Acacia effusa, commonly known as Punurunha minni ritchi, is a species of flowering plant in the family Fabaceae and is endemic to inland Western Australia. It is a low, dense, spreading, somewhat sticky shrub with minni ritchi bark, ascending oblong to narrowly elliptic phyllodes, spikes of bright golden yellow flowers and leathery, curved to coiled pods slightly raised over the seeds.

==Description==
Acacia effusa is a low, dense, spreading, somewhat sticky shrub that typically grows to a height of up to 1 m and has grey or greyish red, minni ritchi bark. Its branchlets are terete and covered with dense woolly hairs, but become glabrous as they mature. The phyllodes are ascending, oblong to narrowly elliptic, 9–15 mm long and 3–7 mm wide with a prominent midvein. The flowers are bright golden yellow and borne in spikes 10–18 mm long, increasing to 25 mm long in the fruiting stage. Flowering occurs from May to September, and the pods are curved to coiled, sometimes twisted, up to 85 mm long, 5.5–7.5 mm wide, leathery and glabrous. The seeds are round to very broadly elliptic, 3–5 mm long and dark tan.

==Taxonomy and naming==
Acacia effusa was first formally described in 1982 by the botanist Bruce Maslin in the journal Nuytsia from specimens collected 6 km north of Marandoo (which is situated just south of Mount Bruce) on the road to Tom Price. The specific epithet (effusa) "refers to the characteristic wide-spreading growth habit of this species". The common name (Punurunha minni ritchi) is derived from the Kurrama language name for Mount Bruce, and "the term minni ritchi, which describes the habit of the bark to shed in long, curling strips".

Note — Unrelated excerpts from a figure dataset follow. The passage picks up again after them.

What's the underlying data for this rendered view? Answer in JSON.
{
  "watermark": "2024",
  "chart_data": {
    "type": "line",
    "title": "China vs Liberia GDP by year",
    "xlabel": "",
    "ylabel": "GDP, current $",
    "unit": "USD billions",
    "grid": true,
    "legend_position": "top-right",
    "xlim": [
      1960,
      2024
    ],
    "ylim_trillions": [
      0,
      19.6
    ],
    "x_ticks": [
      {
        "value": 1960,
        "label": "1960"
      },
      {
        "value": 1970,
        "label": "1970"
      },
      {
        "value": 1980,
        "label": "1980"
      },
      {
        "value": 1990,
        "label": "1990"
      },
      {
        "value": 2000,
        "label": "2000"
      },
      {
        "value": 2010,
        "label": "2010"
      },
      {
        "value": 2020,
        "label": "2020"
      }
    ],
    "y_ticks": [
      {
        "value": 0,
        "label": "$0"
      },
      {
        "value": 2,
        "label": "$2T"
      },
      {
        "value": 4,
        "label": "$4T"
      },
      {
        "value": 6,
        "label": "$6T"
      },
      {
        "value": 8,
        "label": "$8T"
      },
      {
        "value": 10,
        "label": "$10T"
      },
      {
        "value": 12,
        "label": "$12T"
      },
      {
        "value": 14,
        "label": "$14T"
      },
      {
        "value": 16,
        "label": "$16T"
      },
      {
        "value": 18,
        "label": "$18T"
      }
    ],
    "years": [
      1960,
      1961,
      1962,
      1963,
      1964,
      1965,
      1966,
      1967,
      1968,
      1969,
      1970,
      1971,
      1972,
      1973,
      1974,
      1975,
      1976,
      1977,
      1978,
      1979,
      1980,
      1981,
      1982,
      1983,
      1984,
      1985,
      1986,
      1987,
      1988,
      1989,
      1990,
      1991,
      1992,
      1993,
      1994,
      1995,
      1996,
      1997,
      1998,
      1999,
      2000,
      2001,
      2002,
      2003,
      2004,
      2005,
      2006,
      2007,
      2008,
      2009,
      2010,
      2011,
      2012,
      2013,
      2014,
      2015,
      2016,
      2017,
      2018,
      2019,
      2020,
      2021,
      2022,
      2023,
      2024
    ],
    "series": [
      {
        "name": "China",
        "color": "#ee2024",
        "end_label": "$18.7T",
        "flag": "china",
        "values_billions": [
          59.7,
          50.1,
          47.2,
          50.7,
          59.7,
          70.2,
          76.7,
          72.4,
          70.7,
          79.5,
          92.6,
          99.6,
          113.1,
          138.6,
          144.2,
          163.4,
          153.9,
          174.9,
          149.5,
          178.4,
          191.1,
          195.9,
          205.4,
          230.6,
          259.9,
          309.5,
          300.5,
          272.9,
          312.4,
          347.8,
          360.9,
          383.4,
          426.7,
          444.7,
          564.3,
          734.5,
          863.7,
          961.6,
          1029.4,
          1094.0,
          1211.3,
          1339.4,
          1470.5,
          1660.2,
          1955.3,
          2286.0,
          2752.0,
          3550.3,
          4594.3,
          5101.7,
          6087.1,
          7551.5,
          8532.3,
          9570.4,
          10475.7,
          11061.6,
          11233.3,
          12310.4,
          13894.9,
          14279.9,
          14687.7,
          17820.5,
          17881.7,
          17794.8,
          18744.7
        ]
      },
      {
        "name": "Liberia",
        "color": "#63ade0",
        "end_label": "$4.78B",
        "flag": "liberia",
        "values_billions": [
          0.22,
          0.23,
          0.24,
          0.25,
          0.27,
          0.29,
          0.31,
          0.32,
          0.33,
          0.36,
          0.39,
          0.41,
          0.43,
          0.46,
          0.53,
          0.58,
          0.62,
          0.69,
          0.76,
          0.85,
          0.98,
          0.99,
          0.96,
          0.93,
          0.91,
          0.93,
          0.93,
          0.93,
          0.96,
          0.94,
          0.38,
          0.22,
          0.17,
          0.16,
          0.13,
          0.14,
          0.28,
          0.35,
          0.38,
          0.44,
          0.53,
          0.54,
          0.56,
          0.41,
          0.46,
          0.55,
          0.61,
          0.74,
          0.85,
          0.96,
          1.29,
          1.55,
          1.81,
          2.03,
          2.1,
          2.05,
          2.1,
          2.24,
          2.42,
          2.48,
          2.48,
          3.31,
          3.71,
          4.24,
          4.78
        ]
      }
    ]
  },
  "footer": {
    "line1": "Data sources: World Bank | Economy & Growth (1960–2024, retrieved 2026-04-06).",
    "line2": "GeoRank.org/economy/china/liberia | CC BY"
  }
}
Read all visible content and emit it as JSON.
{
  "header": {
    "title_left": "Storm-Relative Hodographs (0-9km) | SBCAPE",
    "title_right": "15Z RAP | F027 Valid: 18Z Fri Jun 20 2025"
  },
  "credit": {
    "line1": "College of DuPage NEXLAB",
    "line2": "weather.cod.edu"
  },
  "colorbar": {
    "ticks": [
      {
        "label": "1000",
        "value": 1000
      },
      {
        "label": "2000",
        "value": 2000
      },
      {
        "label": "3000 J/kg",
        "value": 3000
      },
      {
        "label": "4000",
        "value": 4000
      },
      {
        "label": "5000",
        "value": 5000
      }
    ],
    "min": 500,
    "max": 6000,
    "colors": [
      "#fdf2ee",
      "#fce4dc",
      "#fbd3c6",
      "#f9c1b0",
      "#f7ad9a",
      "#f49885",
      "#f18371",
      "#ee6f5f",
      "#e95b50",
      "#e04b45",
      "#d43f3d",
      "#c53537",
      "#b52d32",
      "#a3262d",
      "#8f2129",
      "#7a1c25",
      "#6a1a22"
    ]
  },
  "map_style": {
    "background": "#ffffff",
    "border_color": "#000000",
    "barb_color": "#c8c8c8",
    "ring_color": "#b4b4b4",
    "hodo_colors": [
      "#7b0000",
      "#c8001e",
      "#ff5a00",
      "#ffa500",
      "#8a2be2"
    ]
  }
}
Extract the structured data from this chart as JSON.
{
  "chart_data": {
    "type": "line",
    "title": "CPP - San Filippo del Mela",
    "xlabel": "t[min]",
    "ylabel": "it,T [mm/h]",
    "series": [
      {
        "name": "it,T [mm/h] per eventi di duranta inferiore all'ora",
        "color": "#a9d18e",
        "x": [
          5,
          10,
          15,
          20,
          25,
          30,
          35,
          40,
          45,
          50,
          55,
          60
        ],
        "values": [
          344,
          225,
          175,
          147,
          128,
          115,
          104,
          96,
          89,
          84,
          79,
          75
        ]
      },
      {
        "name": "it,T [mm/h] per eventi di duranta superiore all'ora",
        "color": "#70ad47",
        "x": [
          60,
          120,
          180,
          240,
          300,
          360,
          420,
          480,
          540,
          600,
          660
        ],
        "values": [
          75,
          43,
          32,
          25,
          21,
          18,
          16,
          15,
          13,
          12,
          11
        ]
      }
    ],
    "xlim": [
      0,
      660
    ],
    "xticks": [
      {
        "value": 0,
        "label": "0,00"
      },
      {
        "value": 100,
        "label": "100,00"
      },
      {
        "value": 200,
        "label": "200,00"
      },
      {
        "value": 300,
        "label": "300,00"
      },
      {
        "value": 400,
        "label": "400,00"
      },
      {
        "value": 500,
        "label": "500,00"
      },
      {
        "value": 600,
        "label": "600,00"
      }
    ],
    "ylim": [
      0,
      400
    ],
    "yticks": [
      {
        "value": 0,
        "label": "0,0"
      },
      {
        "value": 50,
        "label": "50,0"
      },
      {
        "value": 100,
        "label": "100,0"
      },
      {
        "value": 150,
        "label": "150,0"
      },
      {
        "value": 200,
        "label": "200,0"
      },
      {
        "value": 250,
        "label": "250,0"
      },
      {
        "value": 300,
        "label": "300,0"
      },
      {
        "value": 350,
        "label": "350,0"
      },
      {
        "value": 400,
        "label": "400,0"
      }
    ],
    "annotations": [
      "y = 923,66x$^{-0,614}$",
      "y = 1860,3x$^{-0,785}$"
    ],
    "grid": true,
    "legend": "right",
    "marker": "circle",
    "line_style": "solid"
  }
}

==Distribution and habitat==
Punurunha minni ritchi grows in rocky red loam on lower slopes, particularly along creeks, and is only known from Hamersley Range National Park in the Pilbara bioregion of Western Australia.

==Conservation status==
Acacia effusa is listed as "Priority Three" by the Government of Western Australia Department of Biodiversity, Conservation and Attractions meaning that it is poorly known and known from only a few locations but is not under imminent threat.